BabyVLM: Data-Efficient Pretraining of VLMs Inspired by Infant Learning
Shengao Wang, Arjun Chandra, Aoming Liu, Venkatesh Saligrama, Boqing Gong
TL;DR
BabyVLM presents a developmentally inspired, data-efficient approach to pretraining vision-language models by combining a filtered SAYCam corpus with a synthetic child-directed dataset and a compact generative baseline. The framework introduces in-domain benchmarks that reflect early cognitive milestones and demonstrates that carefully curated, developmentally aligned data can yield robust baby-like representations with markedly improved data efficiency over general-purpose training. Ablation and analysis reveal that while synthetic data improves compositional reasoning and in-domain performance, generative models face challenges in full-sentence generation and broader generalization, highlighting the importance of data design and task alignment. Overall, BabyVLM offers a principled template for resource-efficient multimodal learning and provides actionable insights for aligning AI systems with developmental learning processes.
Abstract
Human infants rapidly develop visual reasoning skills from minimal input, suggesting that developmentally inspired pretraining could significantly enhance the efficiency of vision-language models (VLMs).
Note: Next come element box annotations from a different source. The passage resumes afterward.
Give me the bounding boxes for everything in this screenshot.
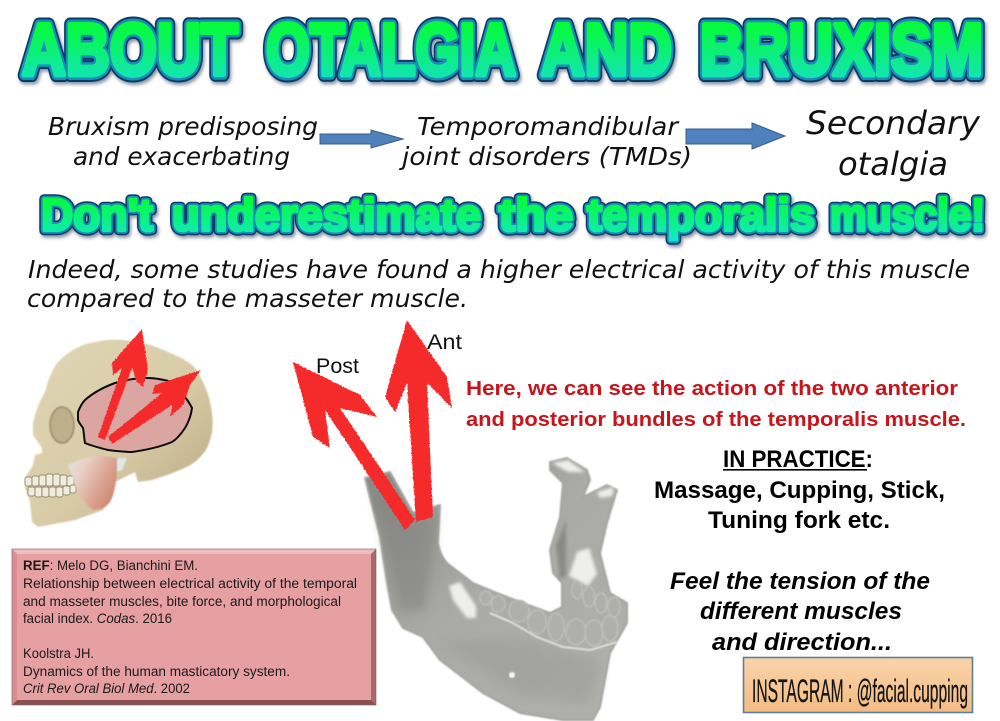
jaw body shading [440, 640, 600, 705]
flow step: secondary otalgia: otalgia [838, 145, 948, 183]
arrow: TMD to otalgia [686, 123, 785, 149]
mental foramen [509, 672, 515, 678]
red explanation text: Here, we can see the action of the two anterior [466, 378, 958, 400]
title: ABOUT [22, 10, 238, 91]
feel the tension text: and direction... [712, 629, 892, 656]
flow step: secondary otalgia [806, 104, 981, 183]
intro text: Indeed, some studies have found a higher electrical activity of this muscle [28, 255, 970, 284]
subheading: underestimate [172, 190, 481, 240]
references text: Koolstra JH. [23, 646, 94, 661]
subheading: the [499, 190, 573, 240]
skull arrow 2 [108, 370, 201, 444]
label: ant: Ant [427, 331, 462, 354]
temporalis outline [78, 378, 192, 452]
references text: Dynamics of the human masticatory system. [23, 664, 290, 679]
feel the tension text [670, 568, 930, 656]
subheading: underestimate [172, 190, 481, 240]
title: AND [541, 10, 672, 91]
subheading: Don't [41, 190, 153, 240]
flow step: temporomandibular joint disorders: joint disorders (TMDs) [399, 142, 692, 171]
teeth [25, 474, 76, 497]
red explanation text [466, 378, 966, 431]
subheading: temporalis [587, 190, 815, 240]
gum line [490, 613, 617, 650]
flow step: bruxism: and exacerbating [73, 142, 290, 171]
flow step: bruxism: Bruxism predisposing [48, 112, 318, 141]
title [22, 10, 983, 91]
subheading: Don't [41, 190, 153, 240]
in practice block: IN PRACTICE: [723, 446, 873, 473]
illustration: skull with temporalis arrows [25, 329, 213, 527]
flow step: secondary otalgia: Secondary [806, 104, 981, 142]
references text: facial index. Codas. 2016 [23, 611, 172, 626]
subheading: Don't [41, 190, 153, 240]
title: ABOUT [22, 10, 238, 91]
subheading: the [499, 190, 573, 240]
subheading: underestimate [172, 190, 481, 240]
in practice block: Tuning fork etc. [708, 507, 890, 534]
eye socket [50, 407, 74, 443]
feel the tension text: Feel the tension of the [670, 568, 930, 595]
red explanation text: and posterior bundles of the temporalis muscle. [466, 409, 966, 431]
references text [23, 558, 357, 696]
instagram badge [744, 658, 972, 712]
title: AND [541, 10, 672, 91]
title: OTALGIA [266, 10, 516, 91]
title: OTALGIA [266, 10, 516, 91]
arrow: anterior bundle [385, 320, 452, 522]
feel the tension text: different muscles [700, 598, 902, 625]
illustration: mandible [365, 458, 627, 720]
flow step: temporomandibular joint disorders [399, 112, 692, 171]
references text: Crit Rev Oral Biol Med. 2002 [23, 681, 190, 696]
subheading: temporalis [587, 190, 815, 240]
arrow: bruxism to TMD [320, 130, 403, 148]
intro text [27, 255, 970, 313]
lower teeth [480, 581, 620, 646]
subheading: the [499, 190, 573, 240]
references text: REF: Melo DG, Bianchini EM. [23, 558, 198, 573]
flow step: temporomandibular joint disorders: Temporomandibular [417, 112, 680, 141]
masseter muscle [68, 455, 118, 510]
references text: Relationship between electrical activity of the temporal [23, 576, 357, 591]
subheading: temporalis [587, 190, 815, 240]
jaw joint ligament [117, 458, 127, 472]
intro text: compared to the masseter muscle. [27, 284, 468, 313]
title: OTALGIA [266, 10, 516, 91]
ramus inner dark [556, 520, 566, 580]
ramus shading [372, 485, 436, 610]
references panel [12, 549, 376, 705]
skull arrow 1 [98, 329, 148, 440]
flow step: bruxism [48, 112, 318, 171]
skull [25, 340, 213, 527]
in practice block: Massage, Cupping, Stick, [654, 477, 945, 504]
bone highlights [449, 460, 614, 618]
jaw bone [365, 458, 627, 720]
title: ABOUT [22, 10, 238, 91]
subheading: muscle! [830, 190, 985, 240]
in practice block [654, 446, 945, 534]
title: AND [541, 10, 672, 91]
arrow: posterior bundle [293, 362, 415, 530]
subheading [41, 190, 985, 240]
subheading: muscle! [830, 190, 985, 240]
panel bevel [12, 549, 376, 705]
references text: and masseter muscles, bite force, and morphological [23, 594, 341, 609]
label: post: Post [316, 355, 359, 378]
subheading: muscle! [830, 190, 985, 240]
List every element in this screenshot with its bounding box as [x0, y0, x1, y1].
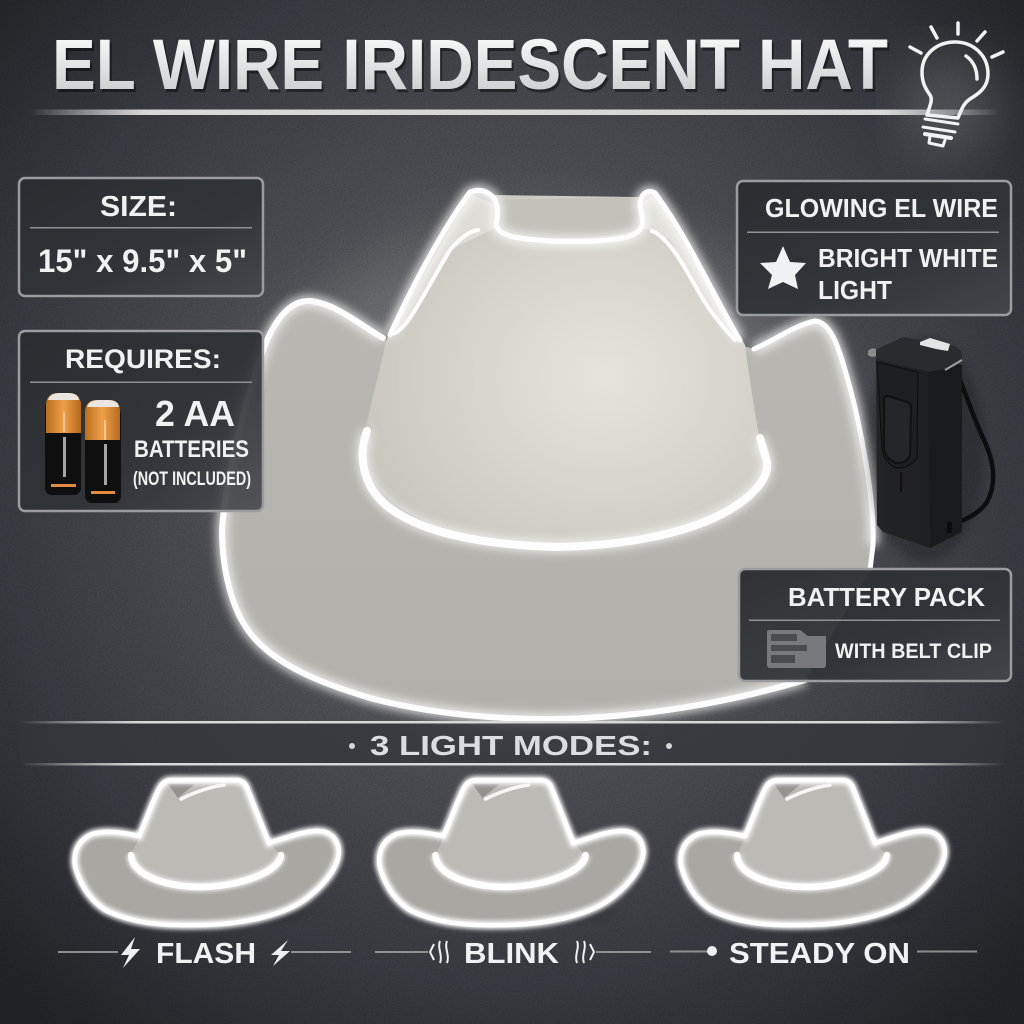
hat crown [362, 190, 765, 547]
bright white light text [818, 243, 998, 305]
main hat [222, 190, 873, 720]
panel: battery pack [739, 569, 1011, 681]
with belt clip text: WITH BELT CLIP [835, 640, 992, 663]
panel: glowing el wire [737, 181, 1011, 315]
mode label: blink [375, 938, 651, 970]
mode label: blink: BLINK [464, 938, 559, 970]
battery count: 2 AA [155, 393, 235, 434]
icon: light bulb [904, 23, 1003, 155]
heading: battery pack: BATTERY PACK [788, 582, 985, 612]
title: EL WIRE IRIDESCENT HAT [52, 26, 888, 105]
icon: batteries [45, 393, 121, 503]
batteries label: BATTERIES [134, 436, 249, 463]
heading: glowing el wire: GLOWING EL WIRE [765, 193, 998, 223]
mode label: flash [58, 937, 351, 970]
flash mode hat [75, 780, 339, 925]
bright white light text: BRIGHT WHITE [818, 243, 998, 273]
icon: belt clip [767, 630, 826, 668]
hat brim [222, 301, 871, 719]
steady on mode hat [681, 780, 945, 925]
mode label: flash: FLASH [156, 938, 256, 970]
heading: light modes: 3 LIGHT MODES: [370, 730, 652, 761]
panel: size [19, 178, 263, 296]
title: EL WIRE IRIDESCENT HAT [54, 29, 890, 108]
not included note: (NOT INCLUDED) [133, 469, 251, 490]
blink mode hat [379, 780, 644, 925]
bright white light text: LIGHT [818, 275, 892, 305]
brim wire [222, 190, 873, 719]
battery pack image [865, 337, 993, 562]
mode label: steady on [670, 938, 977, 970]
light modes banner [20, 721, 1004, 766]
cable [955, 368, 993, 522]
wire glow [222, 190, 873, 719]
icon: star [760, 246, 806, 289]
panel: requires [19, 331, 263, 511]
size value: 15" x 9.5" x 5" [38, 243, 247, 279]
heading: size: SIZE: [100, 191, 177, 223]
mode label: steady on: STEADY ON [729, 938, 910, 970]
heading: requires: REQUIRES: [65, 344, 221, 374]
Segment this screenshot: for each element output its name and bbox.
Although recent efforts have leveraged infant-inspired datasets like SAYCam, existing evaluation benchmarks remain misaligned--they are either too simplistic, narrowly scoped, or tailored for large-scale pretrained models. Additionally, training exclusively on infant data overlooks the broader, diverse input from which infants naturally learn. To address these limitations, we propose BabyVLM, a novel framework comprising comprehensive in-domain evaluation benchmarks and a synthetic training dataset created via child-directed transformations of existing datasets. We demonstrate that VLMs trained with our synthetic dataset achieve superior performance on BabyVLM tasks compared to models trained solely on SAYCam or general-purpose data of the SAYCam size. BabyVLM thus provides a robust, developmentally aligned evaluation tool and illustrates how compact models trained on carefully curated data can generalize effectively, opening pathways toward data-efficient vision-language learning paradigms.